In this paper we examine the first cross cultural validity criterion using literature reviews to determine the extent to which the prevalence rates of CD and ODD vary across cultures as ascertained in population or school based samples. We exclude from our review the few studies which used solely the ICD-10 classification of psychiatric disorders in order to reduce variability across studies that could be due to case definition. Also, the main purpose of the paper is to inform the future DSM-V psychiatric classification. We also examine the prevalence rates of CD and ODD across cultures or ethnicities and use meta -regression analyzes to determine the methodological and cross cultural factors associated with the heterogeneity of the prevalence estimates. Prior research has found that prevalence estimates of most children psychiatric disorders as assessed in population-based studies vary dramatically depending on the measure or diagnostic criteria [
24,
55]. For example, concerns about the high rates of false positives in many population-based studies using DSM-III and DSM-III-R led to the addition of a clinical significance criterion for most specific disorders of DSM-IV that required a greater emphasis on clinical distress or impairment for case definition. As a result of the introduction of this criterion, most population- based epidemiologic studies that used the DSM-IV criteria observed much lower rates of psychiatric disorder than previously obtained in prior DSM-III-R studies (ranging from 17 to 20%) [
12,
19,
34,
35,
41]. Prevalence rates of child psychiatric disorders also vary depending on the type of informant ascertained (i.e. parent, child or teacher) [
42], the age of the child [
11,
14], how data provided by different informants (i.e. parent, teacher or child) are combined [
48] and whether or not impairment is used in the definition of a case [
19,
71].
To our knowledge this is the first study to present data on the world-wide prevalence of CD and ODD as a first step in evaluating the validity of these disorders in different cultures.

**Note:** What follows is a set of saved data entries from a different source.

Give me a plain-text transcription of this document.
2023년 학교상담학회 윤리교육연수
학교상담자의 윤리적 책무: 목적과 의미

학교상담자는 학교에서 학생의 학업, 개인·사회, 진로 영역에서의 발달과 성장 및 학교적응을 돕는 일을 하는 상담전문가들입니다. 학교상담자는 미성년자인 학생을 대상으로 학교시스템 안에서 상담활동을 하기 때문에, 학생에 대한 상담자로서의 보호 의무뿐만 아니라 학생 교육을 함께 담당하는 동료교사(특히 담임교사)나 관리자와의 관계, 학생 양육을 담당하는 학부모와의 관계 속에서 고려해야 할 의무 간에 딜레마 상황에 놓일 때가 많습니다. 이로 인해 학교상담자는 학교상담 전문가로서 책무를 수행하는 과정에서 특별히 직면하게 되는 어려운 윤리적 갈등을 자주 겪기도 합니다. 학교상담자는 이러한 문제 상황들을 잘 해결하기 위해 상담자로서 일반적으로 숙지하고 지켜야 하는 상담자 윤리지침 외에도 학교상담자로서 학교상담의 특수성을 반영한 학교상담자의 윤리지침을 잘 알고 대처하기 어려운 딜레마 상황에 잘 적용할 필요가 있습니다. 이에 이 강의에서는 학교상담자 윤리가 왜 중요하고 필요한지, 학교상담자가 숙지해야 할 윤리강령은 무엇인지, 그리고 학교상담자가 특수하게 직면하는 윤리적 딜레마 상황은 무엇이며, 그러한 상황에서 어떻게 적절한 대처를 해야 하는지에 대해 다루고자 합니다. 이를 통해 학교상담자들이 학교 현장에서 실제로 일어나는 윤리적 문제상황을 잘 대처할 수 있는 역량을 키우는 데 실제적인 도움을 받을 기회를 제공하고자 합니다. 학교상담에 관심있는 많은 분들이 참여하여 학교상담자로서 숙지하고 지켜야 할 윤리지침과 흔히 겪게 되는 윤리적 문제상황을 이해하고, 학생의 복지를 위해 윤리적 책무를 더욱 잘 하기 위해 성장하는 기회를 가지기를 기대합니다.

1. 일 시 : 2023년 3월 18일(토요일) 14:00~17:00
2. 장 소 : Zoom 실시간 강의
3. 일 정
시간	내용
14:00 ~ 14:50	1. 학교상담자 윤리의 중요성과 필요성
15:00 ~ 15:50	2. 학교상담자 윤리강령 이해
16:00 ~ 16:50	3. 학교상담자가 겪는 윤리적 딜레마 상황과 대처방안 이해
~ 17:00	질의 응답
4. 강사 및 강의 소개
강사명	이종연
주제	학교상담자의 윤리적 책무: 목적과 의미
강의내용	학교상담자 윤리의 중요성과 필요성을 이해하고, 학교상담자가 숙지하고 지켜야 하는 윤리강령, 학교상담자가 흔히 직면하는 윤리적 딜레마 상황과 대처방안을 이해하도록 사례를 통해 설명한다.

Several other studies have reviewed the literature and presented rates of overall psychopathology in children across cultures [
11,
14,
24,
66] but have not presented data on specific psychiatric disorders such as CD and ODD. Nevertheless, a recent study presented data on the prevalence rates of ADHD across cultures and showed that variability across studies regarding diagnostic criteria, source of information (whether parent, child or teacher), and requirement of impairment for diagnosis, accounted mostly for differences in prevalence rates [
64]. No geographical difference between North America and Europe was observed. Given these previous results, we expect significant variability mainly related to methodological factors, in the prevalence of CD and ODD across cultures and ethnicity. However, we also expect significant heterogeneity in prevalence rates due to geographic or cultural variability, given the importance of contextual and environmental factors associated with ODD and CD.